Since a different church member or family worked on each station, no two are quite alike, as witnessed by the eclectic assortment of benches — one a store-bought iron-frame park bench, another hand-made wood, another gray plastic – and in one clearing no bench at all, but instead a ring of tree stumps.

So far, the trail has taken about six months to create, Teeters estimated.

A tri-corner kiosk, built by Auburn resident Rich Frishholz, was installed April 7 at the entrance to the trail.

The kiosk holds pamphlets explaining the trail’s purpose and giving brief descriptions of each of the nine virtues.

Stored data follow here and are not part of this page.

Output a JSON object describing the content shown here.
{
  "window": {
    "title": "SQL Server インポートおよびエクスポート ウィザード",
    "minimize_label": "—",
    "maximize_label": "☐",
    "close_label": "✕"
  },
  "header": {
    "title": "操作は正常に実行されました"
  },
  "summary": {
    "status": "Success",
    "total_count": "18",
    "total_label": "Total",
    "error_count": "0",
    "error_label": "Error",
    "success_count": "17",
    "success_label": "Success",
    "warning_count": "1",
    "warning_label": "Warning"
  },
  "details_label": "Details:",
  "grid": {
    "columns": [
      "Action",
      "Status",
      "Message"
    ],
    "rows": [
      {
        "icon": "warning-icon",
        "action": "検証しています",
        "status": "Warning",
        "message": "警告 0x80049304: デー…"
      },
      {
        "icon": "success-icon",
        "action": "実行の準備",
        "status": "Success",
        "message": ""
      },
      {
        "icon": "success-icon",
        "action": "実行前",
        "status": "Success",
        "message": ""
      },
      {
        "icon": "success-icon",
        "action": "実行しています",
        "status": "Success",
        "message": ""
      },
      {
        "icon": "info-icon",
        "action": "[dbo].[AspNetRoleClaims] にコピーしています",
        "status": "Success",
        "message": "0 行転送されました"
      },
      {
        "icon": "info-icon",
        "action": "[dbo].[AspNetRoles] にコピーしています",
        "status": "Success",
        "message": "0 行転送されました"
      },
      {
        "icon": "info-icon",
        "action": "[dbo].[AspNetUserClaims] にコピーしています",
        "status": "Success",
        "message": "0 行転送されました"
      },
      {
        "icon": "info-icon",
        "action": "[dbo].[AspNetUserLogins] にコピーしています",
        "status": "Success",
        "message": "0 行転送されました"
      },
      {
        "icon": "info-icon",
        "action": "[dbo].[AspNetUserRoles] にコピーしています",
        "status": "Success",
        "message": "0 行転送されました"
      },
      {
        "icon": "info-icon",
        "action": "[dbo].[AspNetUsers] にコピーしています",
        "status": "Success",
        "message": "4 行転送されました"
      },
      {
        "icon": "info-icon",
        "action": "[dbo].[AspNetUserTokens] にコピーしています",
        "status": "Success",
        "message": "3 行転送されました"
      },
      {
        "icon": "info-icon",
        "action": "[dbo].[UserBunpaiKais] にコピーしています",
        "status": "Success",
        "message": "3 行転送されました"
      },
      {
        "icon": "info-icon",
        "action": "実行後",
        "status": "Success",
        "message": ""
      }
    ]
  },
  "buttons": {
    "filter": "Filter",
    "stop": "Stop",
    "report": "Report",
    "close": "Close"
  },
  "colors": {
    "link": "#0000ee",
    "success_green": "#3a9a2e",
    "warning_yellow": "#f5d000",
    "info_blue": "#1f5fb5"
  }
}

The pamphlets also bear the trail’s name: the Dave Kirkland Memorial Meditation Trail, named in memory of Yvonne Kirkland’s late husband.

With the installation of the kiosk, the main phase of trail work is complete, although Teeters was quick to say that “there’s still a lot of work to be done.”

“We’re going to slowly try to get rid of invasive plants,” Teeters said, mentioning as an example the climbing ivy that had overrun the “Patience” station area.

Come summertime, Teeters said that the church will use some of its tax-exemption savings to hire a teenager to maintain and supervise the trail.

It takes only 10 minutes or so to walk the whole trail, including the offshoots. Someone who stops to sit for a few minutes at each station will complete the walk in closer to a half hour, Teeters said.

“A meditation walk is just a slow walk where, in a Christian sense, you open your heart to God,” he said, adding, “If you go really slow and sit down (at each station) … by the end of the trail you’re feeling really peaceful.”

And while the trail likely will be used primarily by the church’s members, Teeters emphasized that it’s open to everyone.

“That’s the whole idea,” he said. “Anyone from the community who would like to take a walk can come.”